Following around sad characters does not make a story poignant. It does not make it sorrowful or deep or compassionate. In his feature directing debut, John Slattery has filled a tank with dirty water so his talented actors can swim around giving performances that don’t serve anything but the performance itself, and the ugly setting and plot is just the fodder for long pauses, pained grimaces, and distant glances. Slattery swings around wildly from grimy pathos to violent dark comedy, and neither is rewarding. Rather than showcasing its talented cast, Slattery wastes them in a wasteland.
In the crappy Philadelphia town of God’s Pocket, Mickey (Philip Seymour Hoffman) is struggling to get money together to pay for the funeral of his wife Jeanie’s (Christina Hendricks) scumbag son, Noel (Caleb Landry Jones). Noel died threatening a co-worker, and the co-worker killed Noel in front of everyone, but because no one liked the sweaty, racist piece of shit, they all agree to lie and say he died in a work-related accident. Jeanie isn’t convinced, and turns to alcoholic newspaper writer/local celebrity Richard Shelburn (Richard Jenkins), who is more concerned with seducing the grieving mother than finding out the truth.

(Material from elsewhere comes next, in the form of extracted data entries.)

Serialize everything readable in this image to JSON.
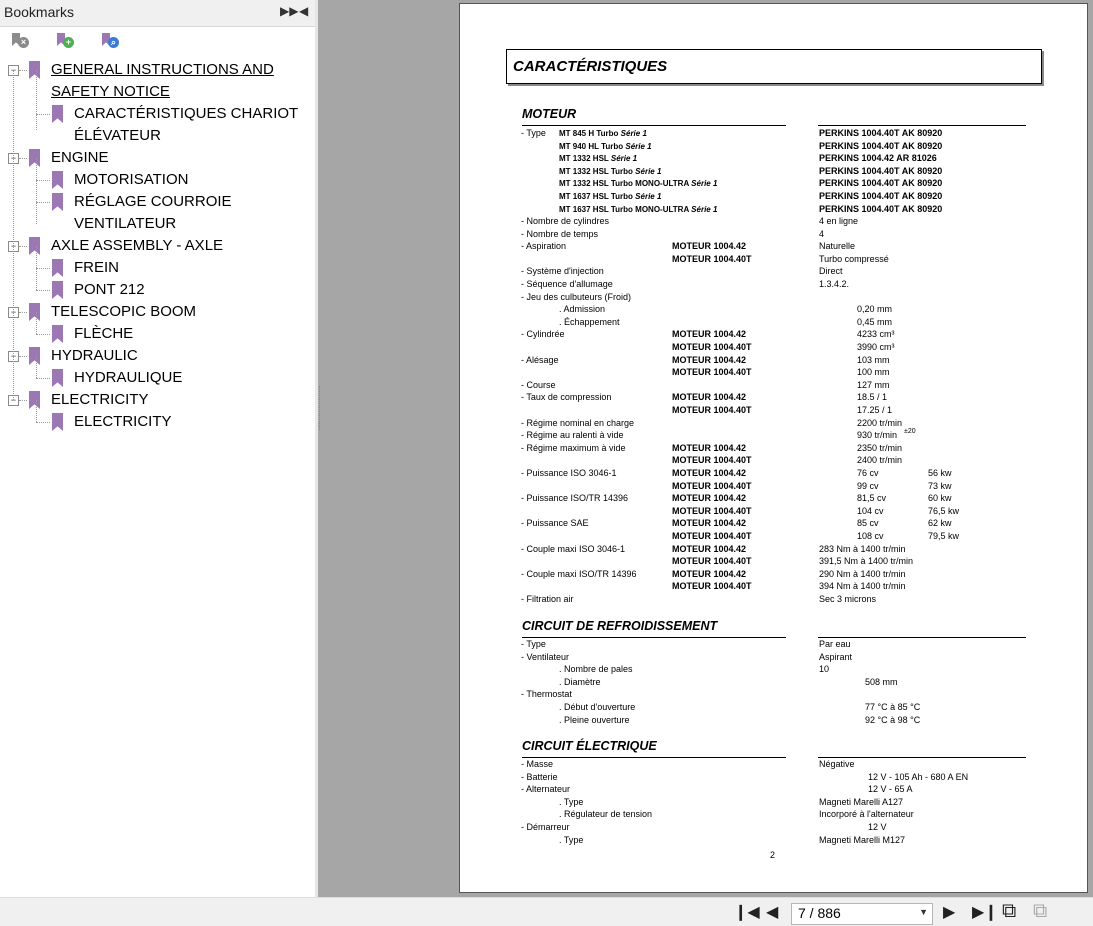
{
  "bookmarks": {
    "title": "Bookmarks",
    "items": [
      {
        "label": "GENERAL INSTRUCTIONS AND"
      },
      {
        "label": "SAFETY NOTICE"
      },
      {
        "label": "CARACTÉRISTIQUES CHARIOT"
      },
      {
        "label": "ÉLÉVATEUR"
      },
      {
        "label": "ENGINE"
      },
      {
        "label": "MOTORISATION"
      },
      {
        "label": "RÉGLAGE COURROIE"
      },
      {
        "label": "VENTILATEUR"
      },
      {
        "label": "AXLE ASSEMBLY - AXLE"
      },
      {
        "label": "FREIN"
      },
      {
        "label": "PONT 212"
      },
      {
        "label": "TELESCOPIC BOOM"
      },
      {
        "label": "FLÈCHE"
      },
      {
        "label": "HYDRAULIC"
      },
      {
        "label": "HYDRAULIQUE"
      },
      {
        "label": "ELECTRICITY"
      },
      {
        "label": "ELECTRICITY"
      }
    ]
  },
  "document": {
    "title": "CARACTÉRISTIQUES",
    "page_number": "2",
    "moteur": {
      "heading": "MOTEUR",
      "type_label": "- Type",
      "models": [
        {
          "name": "MT 845 H Turbo",
          "serie": "Série 1",
          "engine": "PERKINS 1004.40T AK 80920"
        },
        {
          "name": "MT 940 HL Turbo",
          "serie": "Série 1",
          "engine": "PERKINS 1004.40T AK 80920"
        },
        {
          "name": "MT 1332 HSL",
          "serie": "Série 1",
          "engine": "PERKINS 1004.42 AR 81026"
        },
        {
          "name": "MT 1332 HSL Turbo",
          "serie": "Série 1",
          "engine": "PERKINS 1004.40T AK 80920"
        },
        {
          "name": "MT 1332 HSL Turbo MONO-ULTRA",
          "serie": "Série 1",
          "engine": "PERKINS 1004.40T AK 80920"
        },
        {
          "name": "MT 1637 HSL Turbo",
          "serie": "Série 1",
          "engine": "PERKINS 1004.40T AK 80920"
        },
        {
          "name": "MT 1637 HSL Turbo MONO-ULTRA",
          "serie": "Série 1",
          "engine": "PERKINS 1004.40T AK 80920"
        }
      ],
      "rows": [
        {
          "label": "- Nombre de cylindres",
          "mid": "",
          "val": "4 en ligne",
          "val2": ""
        },
        {
          "label": "- Nombre de temps",
          "mid": "",
          "val": "4",
          "val2": ""
        },
        {
          "label": "- Aspiration",
          "mid": "MOTEUR 1004.42",
          "val": "Naturelle",
          "val2": ""
        },
        {
          "label": "",
          "mid": "MOTEUR 1004.40T",
          "val": "Turbo compressé",
          "val2": ""
        },
        {
          "label": "- Système d'injection",
          "mid": "",
          "val": "Direct",
          "val2": ""
        },
        {
          "label": "- Séquence d'allumage",
          "mid": "",
          "val": "1.3.4.2.",
          "val2": ""
        },
        {
          "label": "- Jeu des culbuteurs (Froid)",
          "mid": "",
          "val": "",
          "val2": ""
        },
        {
          "label": ". Admission",
          "mid": "",
          "val": "",
          "val2": "0,20 mm",
          "indent": true
        },
        {
          "label": ". Échappement",
          "mid": "",
          "val": "",
          "val2": "0,45 mm",
          "indent": true
        },
        {
          "label": "- Cylindrée",
          "mid": "MOTEUR 1004.42",
          "val": "",
          "val2": "4233 cm³"
        },
        {
          "label": "",
          "mid": "MOTEUR 1004.40T",
          "val": "",
          "val2": "3990 cm³"
        },
        {
          "label": "- Alésage",
          "mid": "MOTEUR 1004.42",
          "val": "",
          "val2": "103 mm"
        },
        {
          "label": "",
          "mid": "MOTEUR 1004.40T",
          "val": "",
          "val2": "100 mm"
        },
        {
          "label": "- Course",
          "mid": "",
          "val": "",
          "val2": "127 mm"
        },
        {
          "label": "- Taux de compression",
          "mid": "MOTEUR 1004.42",
          "val": "",
          "val2": "18.5 / 1"
        },
        {
          "label": "",
          "mid": "MOTEUR 1004.40T",
          "val": "",
          "val2": "17.25 / 1"
        },
        {
          "label": "- Régime nominal en charge",
          "mid": "",
          "val": "",
          "val2": "2200 tr/min"
        },
        {
          "label": "- Régime au ralenti à vide",
          "mid": "",
          "val": "",
          "val2": "930 tr/min"
        },
        {
          "label": "- Régime maximum à vide",
          "mid": "MOTEUR 1004.42",
          "val": "",
          "val2": "2350 tr/min"
        },
        {
          "label": "",
          "mid": "MOTEUR 1004.40T",
          "val": "",
          "val2": "2400 tr/min"
        },
        {
          "label": "- Puissance ISO 3046-1",
          "mid": "MOTEUR 1004.42",
          "val": "",
          "val2": "76 cv",
          "kw": "56 kw"
        },
        {
          "label": "",
          "mid": "MOTEUR 1004.40T",
          "val": "",
          "val2": "99 cv",
          "kw": "73 kw"
        },
        {
          "label": "- Puissance ISO/TR 14396",
          "mid": "MOTEUR 1004.42",
          "val": "",
          "val2": "81,5 cv",
          "kw": "60 kw"
        },
        {
          "label": "",
          "mid": "MOTEUR 1004.40T",
          "val": "",
          "val2": "104 cv",
          "kw": "76,5 kw"
        },
        {
          "label": "- Puissance SAE",
          "mid": "MOTEUR 1004.42",
          "val": "",
          "val2": "85 cv",
          "kw": "62 kw"
        },
        {
          "label": "",
          "mid": "MOTEUR 1004.40T",
          "val": "",
          "val2": "108 cv",
          "kw": "79,5 kw"
        },
        {
          "label": "- Couple maxi ISO 3046-1",
          "mid": "MOTEUR 1004.42",
          "val": "283 Nm à 1400 tr/min",
          "val2": ""
        },
        {
          "label": "",
          "mid": "MOTEUR 1004.40T",
          "val": "391,5 Nm à 1400 tr/min",
          "val2": ""
        },
        {
          "label": "- Couple maxi ISO/TR 14396",
          "mid": "MOTEUR 1004.42",
          "val": "290 Nm à 1400 tr/min",
          "val2": ""
        },
        {
          "label": "",
          "mid": "MOTEUR 1004.40T",
          "val": "394 Nm à 1400 tr/min",
          "val2": ""
        },
        {
          "label": "- Filtration air",
          "mid": "",
          "val": "Sec 3 microns",
          "val2": ""
        }
      ],
      "ralenti_tolerance": "±20"
    },
    "refroidissement": {
      "heading": "CIRCUIT DE REFROIDISSEMENT",
      "rows": [
        {
          "label": "- Type",
          "val": "Par eau",
          "val2": ""
        },
        {
          "label": "- Ventilateur",
          "val": "Aspirant",
          "val2": ""
        },
        {
          "label": ". Nombre de pales",
          "val": "10",
          "val2": "",
          "indent": true
        },
        {
          "label": ". Diamètre",
          "val": "",
          "val2": "508 mm",
          "indent": true
        },
        {
          "label": "- Thermostat",
          "val": "",
          "val2": ""
        },
        {
          "label": ". Début d'ouverture",
          "val": "",
          "val2": "77 °C à 85 °C",
          "indent": true
        },
        {
          "label": ". Pleine ouverture",
          "val": "",
          "val2": "92 °C à 98 °C",
          "indent": true
        }
      ]
    },
    "electrique": {
      "heading": "CIRCUIT ÉLECTRIQUE",
      "rows": [
        {
          "label": "- Masse",
          "val": "Négative",
          "val2": ""
        },
        {
          "label": "- Batterie",
          "val": "",
          "val2": "12 V - 105 Ah - 680 A EN"
        },
        {
          "label": "- Alternateur",
          "val": "",
          "val2": "12 V - 65 A"
        },
        {
          "label": ". Type",
          "val": "Magneti Marelli A127",
          "val2": "",
          "indent": true
        },
        {
          "label": ". Régulateur de tension",
          "val": "Incorporé à l'alternateur",
          "val2": "",
          "indent": true
        },
        {
          "label": "- Démarreur",
          "val": "",
          "val2": "12 V"
        },
        {
          "label": ". Type",
          "val": "Magneti Marelli M127",
          "val2": "",
          "indent": true
        }
      ]
    }
  },
  "navigation": {
    "current_page": "7 / 886"
  }
}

I don’t mind that Slattery fills his film with pathetic, despicable characters. I mind that he fills it with dull, pathetic, despicable characters. Shelburn’s opening narration almost proudly states the populace’s static, unfulfilling lives where there aren’t any losers because that would imply having something to lose. The closest a person in God’s Pocket can come to a victory is winning enough money to stave off a loan shark, not repay him in full.
Slattery doesn’t mind creating a filthy, squalid playground for his actors and they oblige him with strong performances and poor characters. Hoffman and Jenkins could do roles like Mickey and Shelburn in their sleep. They know how to hold the screen without chewing the scenery. They know how to do something with nothing, and God’s Pocket is a whole lot of nothing. I admire the cast, but I admire them far more when they’re tasked with bringing an actual character to life rather than being left to their own devices.
If God’s Pocket does share anything with the inhabitants of the eponymous neighborhood, it’s a desire to aimlessly walk around, content in its own ignorances masquerading as wisdom. It’s not a portrait of working class life or some grand tragedy. Portraits require detail and tragedies require a cohesive string of events. Slattery fills his picture doom, despair, and desperation, but it never adds up to any meaningful drama.